Terminus . . . Atlanta (all works 2007)—the title includes the city’s original name and its current one—is a large palimpsest of shapes, each layer all but obliterating the previous ones. The dominant color is an orange-brown suggestive of the Georgia clay on which the city is built, and that is revealed anew with each fresh wave of construction. What presumably represents a grid of streets on the painting’s right-hand side also suggests a human rib cage, while a thick black line that snakes up the center is one of many intestinal forms to appear in Rodríguez’s work. The painting thus evokes the city’s history of self-erasure and reconstruction and proposes a metaphoric view of the metropolis as a body continually cut open and stitched back together.

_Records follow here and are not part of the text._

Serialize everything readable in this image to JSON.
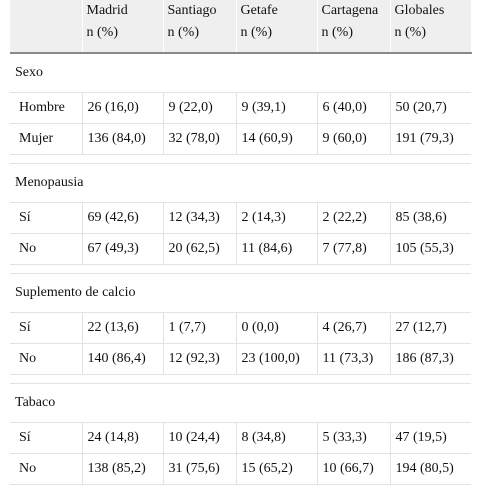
{
  "table": {
    "headers": [
      {
        "top": "",
        "bottom": ""
      },
      {
        "top": "Madrid",
        "bottom": "n (%)"
      },
      {
        "top": "Santiago",
        "bottom": "n (%)"
      },
      {
        "top": "Getafe",
        "bottom": "n (%)"
      },
      {
        "top": "Cartagena",
        "bottom": "n (%)"
      },
      {
        "top": "Globales",
        "bottom": "n (%)"
      }
    ],
    "groups": [
      {
        "title": "Sexo",
        "rows": [
          {
            "label": "Hombre",
            "cells": [
              "26 (16,0)",
              "9 (22,0)",
              "9 (39,1)",
              "6 (40,0)",
              "50 (20,7)"
            ]
          },
          {
            "label": "Mujer",
            "cells": [
              "136 (84,0)",
              "32 (78,0)",
              "14 (60,9)",
              "9 (60,0)",
              "191 (79,3)"
            ]
          }
        ]
      },
      {
        "title": "Menopausia",
        "rows": [
          {
            "label": "Sí",
            "cells": [
              "69 (42,6)",
              "12 (34,3)",
              "2 (14,3)",
              "2 (22,2)",
              "85 (38,6)"
            ]
          },
          {
            "label": "No",
            "cells": [
              "67 (49,3)",
              "20 (62,5)",
              "11 (84,6)",
              "7 (77,8)",
              "105 (55,3)"
            ]
          }
        ]
      },
      {
        "title": "Suplemento de calcio",
        "rows": [
          {
            "label": "Sí",
            "cells": [
              "22 (13,6)",
              "1 (7,7)",
              "0 (0,0)",
              "4 (26,7)",
              "27 (12,7)"
            ]
          },
          {
            "label": "No",
            "cells": [
              "140 (86,4)",
              "12 (92,3)",
              "23 (100,0)",
              "11 (73,3)",
              "186 (87,3)"
            ]
          }
        ]
      },
      {
        "title": "Tabaco",
        "rows": [
          {
            "label": "Sí",
            "cells": [
              "24 (14,8)",
              "10 (24,4)",
              "8 (34,8)",
              "5 (33,3)",
              "47 (19,5)"
            ]
          },
          {
            "label": "No",
            "cells": [
              "138 (85,2)",
              "31 (75,6)",
              "15 (65,2)",
              "10 (66,7)",
              "194 (80,5)"
            ]
          }
        ]
      }
    ]
  }
}
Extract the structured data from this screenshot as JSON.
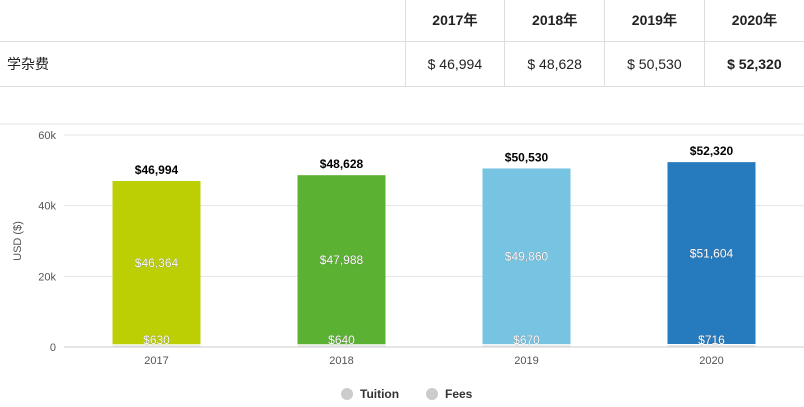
{
  "table": {
    "header_label": "",
    "years": [
      "2017年",
      "2018年",
      "2019年",
      "2020年"
    ],
    "row_label": "学杂费",
    "values": [
      "$ 46,994",
      "$ 48,628",
      "$ 50,530",
      "$ 52,320"
    ]
  },
  "colors": {
    "bars": [
      "#bccf04",
      "#5bb131",
      "#76c3e2",
      "#267abe"
    ],
    "fees_segment": "#e8e8e8",
    "legend_dot": "#cccccc",
    "grid": "#e6e6e6"
  },
  "chart_data": {
    "type": "bar",
    "stacked": true,
    "categories": [
      "2017",
      "2018",
      "2019",
      "2020"
    ],
    "series": [
      {
        "name": "Tuition",
        "values": [
          46364,
          47988,
          49860,
          51604
        ],
        "labels": [
          "$46,364",
          "$47,988",
          "$49,860",
          "$51,604"
        ]
      },
      {
        "name": "Fees",
        "values": [
          630,
          640,
          670,
          716
        ],
        "labels": [
          "$630",
          "$640",
          "$670",
          "$716"
        ]
      }
    ],
    "totals": [
      46994,
      48628,
      50530,
      52320
    ],
    "total_labels": [
      "$46,994",
      "$48,628",
      "$50,530",
      "$52,320"
    ],
    "ylabel": "USD ($)",
    "xlabel": "",
    "ylim": [
      0,
      60000
    ],
    "yticks": [
      0,
      20000,
      40000,
      60000
    ],
    "ytick_labels": [
      "0",
      "20k",
      "40k",
      "60k"
    ],
    "grid": true,
    "legend": {
      "position": "bottom",
      "items": [
        "Tuition",
        "Fees"
      ]
    }
  }
}
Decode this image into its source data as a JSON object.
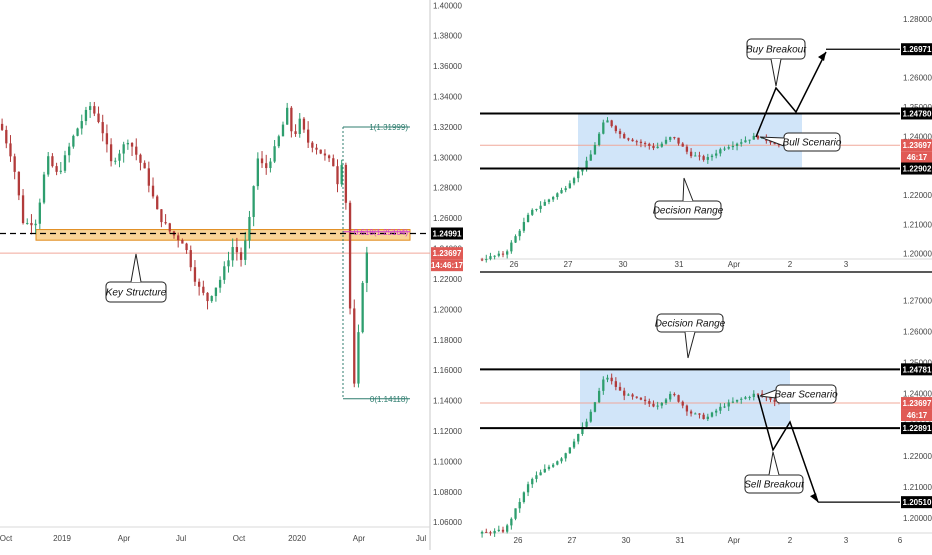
{
  "colors": {
    "up": "#2e9e6e",
    "down": "#b23b3b",
    "zone_fill": "#f5b041",
    "range_fill": "#b3d4f5",
    "fib": "#2f7d6f",
    "current_line": "#f0a89a",
    "black": "#000000",
    "current_price_bg": "#e05a55"
  },
  "chart_data": [
    {
      "type": "candlestick",
      "panel": "left",
      "x_tick_labels": [
        "Oct",
        "2019",
        "Apr",
        "Jul",
        "Oct",
        "2020",
        "Apr",
        "Jul"
      ],
      "y_tick_labels": [
        "1.40000",
        "1.38000",
        "1.36000",
        "1.34000",
        "1.32000",
        "1.30000",
        "1.28000",
        "1.26000",
        "1.24000",
        "1.22000",
        "1.20000",
        "1.18000",
        "1.16000",
        "1.14000",
        "1.12000",
        "1.10000",
        "1.08000",
        "1.06000"
      ],
      "ylim": [
        1.0575,
        1.4035
      ],
      "price_labels": [
        {
          "text": "1.24991",
          "value": 1.24991,
          "style": "black"
        },
        {
          "text": "1.23697",
          "value": 1.23697,
          "style": "red"
        },
        {
          "text": "14:46:17",
          "value": 1.23697,
          "style": "red-sub"
        }
      ],
      "fib_levels": [
        {
          "text": "1(1.31999)",
          "value": 1.31999
        },
        {
          "text": "0.618(1.25104)",
          "value": 1.25104
        },
        {
          "text": "0(1.14118)",
          "value": 1.14118
        }
      ],
      "zone": {
        "from": 1.2455,
        "to": 1.2525
      },
      "dashed_level": 1.24991,
      "annotations": [
        {
          "text": "Key Structure"
        }
      ],
      "path": [
        [
          0,
          1.322
        ],
        [
          0.03,
          1.298
        ],
        [
          0.055,
          1.256
        ],
        [
          0.085,
          1.258
        ],
        [
          0.11,
          1.3
        ],
        [
          0.135,
          1.288
        ],
        [
          0.175,
          1.316
        ],
        [
          0.21,
          1.334
        ],
        [
          0.235,
          1.322
        ],
        [
          0.26,
          1.296
        ],
        [
          0.3,
          1.312
        ],
        [
          0.34,
          1.29
        ],
        [
          0.37,
          1.262
        ],
        [
          0.4,
          1.25
        ],
        [
          0.43,
          1.244
        ],
        [
          0.46,
          1.216
        ],
        [
          0.485,
          1.206
        ],
        [
          0.515,
          1.22
        ],
        [
          0.545,
          1.242
        ],
        [
          0.565,
          1.232
        ],
        [
          0.585,
          1.262
        ],
        [
          0.6,
          1.3
        ],
        [
          0.62,
          1.292
        ],
        [
          0.64,
          1.304
        ],
        [
          0.66,
          1.32
        ],
        [
          0.67,
          1.332
        ],
        [
          0.685,
          1.312
        ],
        [
          0.7,
          1.324
        ],
        [
          0.72,
          1.31
        ],
        [
          0.74,
          1.306
        ],
        [
          0.76,
          1.3
        ],
        [
          0.78,
          1.295
        ],
        [
          0.79,
          1.282
        ],
        [
          0.8,
          1.3
        ],
        [
          0.81,
          1.264
        ],
        [
          0.818,
          1.2
        ],
        [
          0.826,
          1.144
        ],
        [
          0.834,
          1.17
        ],
        [
          0.842,
          1.2
        ],
        [
          0.852,
          1.236
        ],
        [
          0.862,
          1.237
        ]
      ],
      "candle_count": 88
    },
    {
      "type": "candlestick",
      "panel": "top-right",
      "x_tick_labels": [
        "26",
        "27",
        "30",
        "31",
        "Apr",
        "2",
        "3"
      ],
      "y_tick_labels": [
        "1.28000",
        "1.27000",
        "1.26000",
        "1.25000",
        "1.24000",
        "1.23000",
        "1.22000",
        "1.21000",
        "1.20000"
      ],
      "ylim": [
        1.1985,
        1.2865
      ],
      "price_labels": [
        {
          "text": "1.26971",
          "value": 1.26971,
          "style": "black"
        },
        {
          "text": "1.24780",
          "value": 1.2478,
          "style": "black"
        },
        {
          "text": "1.23697",
          "value": 1.23697,
          "style": "red"
        },
        {
          "text": "46:17",
          "value": 1.23697,
          "style": "red-sub"
        },
        {
          "text": "1.22902",
          "value": 1.22902,
          "style": "black"
        }
      ],
      "levels": [
        1.2478,
        1.22902
      ],
      "range_box": {
        "from": 1.2295,
        "to": 1.2475
      },
      "annotations": [
        {
          "text": "Buy Breakout"
        },
        {
          "text": "Bull Scenario"
        },
        {
          "text": "Decision Range"
        }
      ],
      "path": [
        [
          0,
          1.198
        ],
        [
          0.06,
          1.2
        ],
        [
          0.12,
          1.214
        ],
        [
          0.2,
          1.222
        ],
        [
          0.26,
          1.232
        ],
        [
          0.3,
          1.246
        ],
        [
          0.34,
          1.24
        ],
        [
          0.38,
          1.238
        ],
        [
          0.42,
          1.236
        ],
        [
          0.46,
          1.24
        ],
        [
          0.5,
          1.234
        ],
        [
          0.54,
          1.232
        ],
        [
          0.58,
          1.236
        ],
        [
          0.62,
          1.238
        ],
        [
          0.66,
          1.24
        ],
        [
          0.7,
          1.238
        ],
        [
          0.72,
          1.237
        ]
      ],
      "candle_count": 72
    },
    {
      "type": "candlestick",
      "panel": "bottom-right",
      "x_tick_labels": [
        "26",
        "27",
        "30",
        "31",
        "Apr",
        "2",
        "3",
        "6"
      ],
      "y_tick_labels": [
        "1.27000",
        "1.26000",
        "1.25000",
        "1.24000",
        "1.23000",
        "1.22000",
        "1.21000",
        "1.20000"
      ],
      "ylim": [
        1.1955,
        1.2775
      ],
      "price_labels": [
        {
          "text": "1.24781",
          "value": 1.24781,
          "style": "black"
        },
        {
          "text": "1.23697",
          "value": 1.23697,
          "style": "red"
        },
        {
          "text": "46:17",
          "value": 1.23697,
          "style": "red-sub"
        },
        {
          "text": "1.22891",
          "value": 1.22891,
          "style": "black"
        },
        {
          "text": "1.20510",
          "value": 1.2051,
          "style": "black"
        }
      ],
      "levels": [
        1.24781,
        1.22891
      ],
      "range_box": {
        "from": 1.2295,
        "to": 1.2475
      },
      "annotations": [
        {
          "text": "Decision Range"
        },
        {
          "text": "Bear Scenario"
        },
        {
          "text": "Sell Breakout"
        }
      ],
      "path": [
        [
          0,
          1.195
        ],
        [
          0.06,
          1.196
        ],
        [
          0.12,
          1.212
        ],
        [
          0.2,
          1.22
        ],
        [
          0.26,
          1.232
        ],
        [
          0.3,
          1.246
        ],
        [
          0.34,
          1.24
        ],
        [
          0.38,
          1.238
        ],
        [
          0.42,
          1.236
        ],
        [
          0.46,
          1.24
        ],
        [
          0.5,
          1.234
        ],
        [
          0.54,
          1.232
        ],
        [
          0.58,
          1.236
        ],
        [
          0.62,
          1.238
        ],
        [
          0.66,
          1.24
        ],
        [
          0.7,
          1.238
        ],
        [
          0.72,
          1.237
        ]
      ],
      "candle_count": 72
    }
  ]
}
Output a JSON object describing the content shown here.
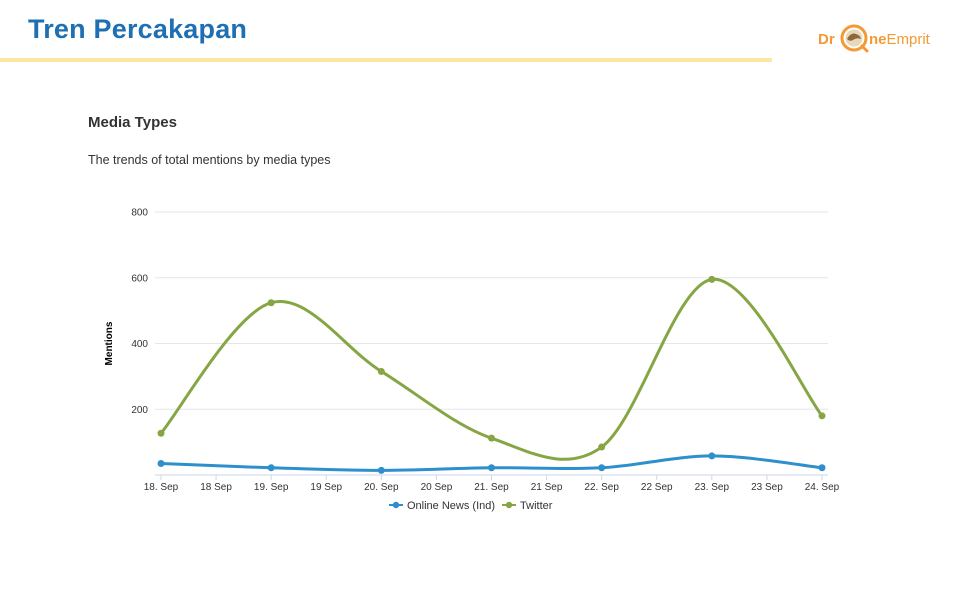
{
  "slide": {
    "title": "Tren Percakapan"
  },
  "logo": {
    "part1": "Dr",
    "part2": "ne",
    "part3": "Emprit",
    "icon": "drone-logo-icon"
  },
  "chart_data": {
    "type": "line",
    "title": "Media Types",
    "subtitle": "The trends of total mentions by media types",
    "xlabel": "",
    "ylabel": "Mentions",
    "categories": [
      "18. Sep",
      "18 Sep",
      "19. Sep",
      "19 Sep",
      "20. Sep",
      "20 Sep",
      "21. Sep",
      "21 Sep",
      "22. Sep",
      "22 Sep",
      "23. Sep",
      "23 Sep",
      "24. Sep"
    ],
    "ylim": [
      0,
      800
    ],
    "yticks": [
      200,
      400,
      600,
      800
    ],
    "grid": true,
    "legend_position": "bottom",
    "series": [
      {
        "name": "Online News (Ind)",
        "color": "#2e8fcd",
        "x": [
          0,
          2,
          4,
          6,
          8,
          10,
          12
        ],
        "values": [
          35,
          22,
          14,
          22,
          22,
          58,
          22
        ]
      },
      {
        "name": "Twitter",
        "color": "#86a543",
        "x": [
          0,
          2,
          4,
          6,
          8,
          10,
          12
        ],
        "values": [
          127,
          524,
          315,
          112,
          85,
          595,
          180
        ]
      }
    ]
  }
}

The palette of some works closely resembles that of maps, disparate but repeated colors differentiating one section from another. In The Country Inside, the most explicitly cartographic sections are off-white, crisscrossed by dark veins that could define streets and buildings. These lighter passages weave through flat areas of brown and looping black intestinal forms. Given the title, and the general resemblance of the off-white areas to maps of Cuba, Rodríguez’s country of origin, the painting may suggest the ways geography is internalized and entangled with psychology to inform personal identity.

Rodríguez uses another palette in some works, however, one in which ocher and cadmium red feature prominently and that strongly recalls Philip Guston’s paintings of the 1950s. Guston, too, had an interest in maps, as evidenced by works such as Zone, 1953–54, and The Street, 1956. In both, areas of color emerging from light gray surrounds suggest concentrations of streets or buildings. But if Guston’s paintings are Abstract Expressionist takes on the representational conventions of printed maps, Rodríguez drags the style into the age of Google Earth. Typically, online maps present dense welters of information: One can see aerial views, street-level views, and intimate close-ups side by side on the same screen. Rodríguez’s paintings similarly combine different views. The conventional aerial view still seems to dominate, but different areas appear as if shown at different scales, revealing different densities of pattern and texture.

Rodríguez employs this Guston-like palette in two paintings whose titles engage provocatively with geopolitics: Rogue State and The Round City, Baghdad. In the former, the looping lines rendered elsewhere in black are painted in vivid red, making them more explicitly gutlike. Exactly which (or what kind of) state is being identified as rogue is unclear, but the red lines violently disrupt and obliterate the more delicately limned adjacent zones. The Round City similarly evokes violence, as the contour of Baghdad is rendered in smeared, bloody-looking strokes and clotted points.